Call me a cynical soul if you like, but I never trust hyperbole.

Especially when it is from the mouth of a rock n roll band.

Somewhere, I’ll guarantee, there’s an interview with Axl Rose from before “Chinese Democracy” came out. And I’ll bet he said something like: “yeah, this is the best thing I’ve ever done.”

Now, I’d seen Craig Finn – the genius behind The Hold Steady – in the run up to their London Weekender in the Spring, and he said that the band had never sounded better. Ok, you can roll your eyes if you like, but this is The Hold Steady. They don’t sound like anyone else for one thing, and when you’ve got a body of work like theirs, his opinion sort of demands respect.

Then, one Saturday in March, I saw them. I saw the second of those Weekender gigs. I have been going to concerts since 1991. That night is right in the top ten of all time. The boy Finn, you know, he’s got a point.

Two disclaimers are due at this juncture: 1) The Hold Steady are one of my favourite bands. There’s no point in denying. 2) The first time I heard THS, I didn’t like them.

A mate of mine handed me a CD about 15 years ago. “I love these,” he said. “Meh” said me. Or words to that affect anyway, and it wasn’t till a year or so after that I got it, and with THS, if you get it, you really get it.

Acquired taste? Maybe. Partly because Finn doesn’t deliver the songs like anyone else does. Nor does he write songs like anyone else does.

Here’s a test. If you think the line “Wherever he goes, he always orders the usual. He likes to see what they’ll bring him” is one of the great pieces of poetry, this is the band for you.

That gem is on the first song here, “Denver Haircut”, on which they bottle what you might like to call the “classic” Hold Steady sound. Lyrics that refer to Metallica – twice – and a six-piece band all playing something disparate, yet coming up with something perfect.

“Epaulets” (and at the risk of sounding stupid I had to Google what the word meant….) adds some “doo-wop” backing vocals just for fun and keyboards man, Franz Nicolay (making his return to studio work with the band) excels.

“You Did Good, Kid” begins with drums and glockenspiel and you don’t know how it works, it just does. The words, too, are clever, and ok, as much as I rail against those lazy Springsteen comparisons that people trot out when talking about the band, I’ll embrace them on “Traditional Village”.

“Blackout Sam” is something closer to Finn’s solo work, but its end of the night soul flavour is lugubriously brilliant. “Entitlement Crew”  – one of the new tunes that were played back in the Spring – has rehashed their “Your Little Hoodrat Friend” era work, and really, does anyone do these tales of people watching better?

“T Shirt Tux” does bluesy garage rock, but entirely in keeping with the style of the band, while “Star 18” rhymes “caught in a mosh” with “Peter Tosh” which would be good enough to get a Nobel Prize for literature if I had my way.

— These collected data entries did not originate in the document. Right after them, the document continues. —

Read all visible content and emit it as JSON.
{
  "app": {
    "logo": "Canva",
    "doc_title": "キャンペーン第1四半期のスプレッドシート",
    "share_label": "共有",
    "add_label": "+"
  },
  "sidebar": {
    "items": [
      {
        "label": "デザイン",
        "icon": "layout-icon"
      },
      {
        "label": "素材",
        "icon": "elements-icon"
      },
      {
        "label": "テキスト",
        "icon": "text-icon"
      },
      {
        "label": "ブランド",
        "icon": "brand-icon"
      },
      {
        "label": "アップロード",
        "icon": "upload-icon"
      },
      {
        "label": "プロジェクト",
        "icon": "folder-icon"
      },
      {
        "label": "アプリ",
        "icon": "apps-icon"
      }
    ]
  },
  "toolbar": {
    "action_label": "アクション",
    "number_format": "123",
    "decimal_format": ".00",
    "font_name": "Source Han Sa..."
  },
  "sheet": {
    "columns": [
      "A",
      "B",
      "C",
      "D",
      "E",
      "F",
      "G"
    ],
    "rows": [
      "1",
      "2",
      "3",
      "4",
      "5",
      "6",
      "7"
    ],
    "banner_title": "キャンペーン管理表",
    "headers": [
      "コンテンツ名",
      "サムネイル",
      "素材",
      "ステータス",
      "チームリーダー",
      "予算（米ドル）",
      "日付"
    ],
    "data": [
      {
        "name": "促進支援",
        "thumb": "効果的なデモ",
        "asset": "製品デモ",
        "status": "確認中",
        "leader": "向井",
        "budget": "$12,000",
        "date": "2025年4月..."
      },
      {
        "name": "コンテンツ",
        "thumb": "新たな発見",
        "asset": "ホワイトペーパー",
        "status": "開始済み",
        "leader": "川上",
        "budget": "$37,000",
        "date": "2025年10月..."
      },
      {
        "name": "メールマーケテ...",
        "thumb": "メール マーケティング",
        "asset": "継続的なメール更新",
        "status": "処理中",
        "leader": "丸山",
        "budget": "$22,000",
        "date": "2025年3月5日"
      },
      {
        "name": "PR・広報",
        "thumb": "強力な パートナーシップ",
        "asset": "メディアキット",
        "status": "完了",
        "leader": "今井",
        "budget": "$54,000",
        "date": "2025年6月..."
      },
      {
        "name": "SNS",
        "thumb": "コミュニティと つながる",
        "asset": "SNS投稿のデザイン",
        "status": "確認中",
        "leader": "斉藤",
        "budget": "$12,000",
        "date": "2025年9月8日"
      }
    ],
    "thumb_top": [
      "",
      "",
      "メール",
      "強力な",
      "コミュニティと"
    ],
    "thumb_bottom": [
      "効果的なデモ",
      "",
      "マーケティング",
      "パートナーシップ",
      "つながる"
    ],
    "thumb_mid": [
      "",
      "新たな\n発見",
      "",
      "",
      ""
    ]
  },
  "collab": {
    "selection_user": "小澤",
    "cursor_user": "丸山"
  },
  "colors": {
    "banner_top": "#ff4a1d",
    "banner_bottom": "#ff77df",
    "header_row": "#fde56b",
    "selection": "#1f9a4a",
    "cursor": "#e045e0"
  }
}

More pertinently, it sounds like it should have been on the Pkew Pkew Pkew album “Optimal Lifestyles” – but who influenced who here is a kind of moot point.

“Stove And The Toaster” does the thing Tad Kubler often does and rips a solo out of nowhere, while it also tells half a story and allows you to fill in the blanks, and the chugging, horn-drenched “Confusion In The Marketplace” lives and dies on its metronomic drums as Bobby Drake takes centre stage. It is also catchier than it has any right to be.

So, was Finn right? Does the band sound better than ever? Look, “Thrashing Thru The Passion” is stunning, it really is. It’s as simple as this really. If you like a band that doesn’t sound like any other, but still understands rock and punk history, then The Hold Steady are right here. This is their first record for five years, but it’s their best in a lot longer than that. And, if you like, you can believe that.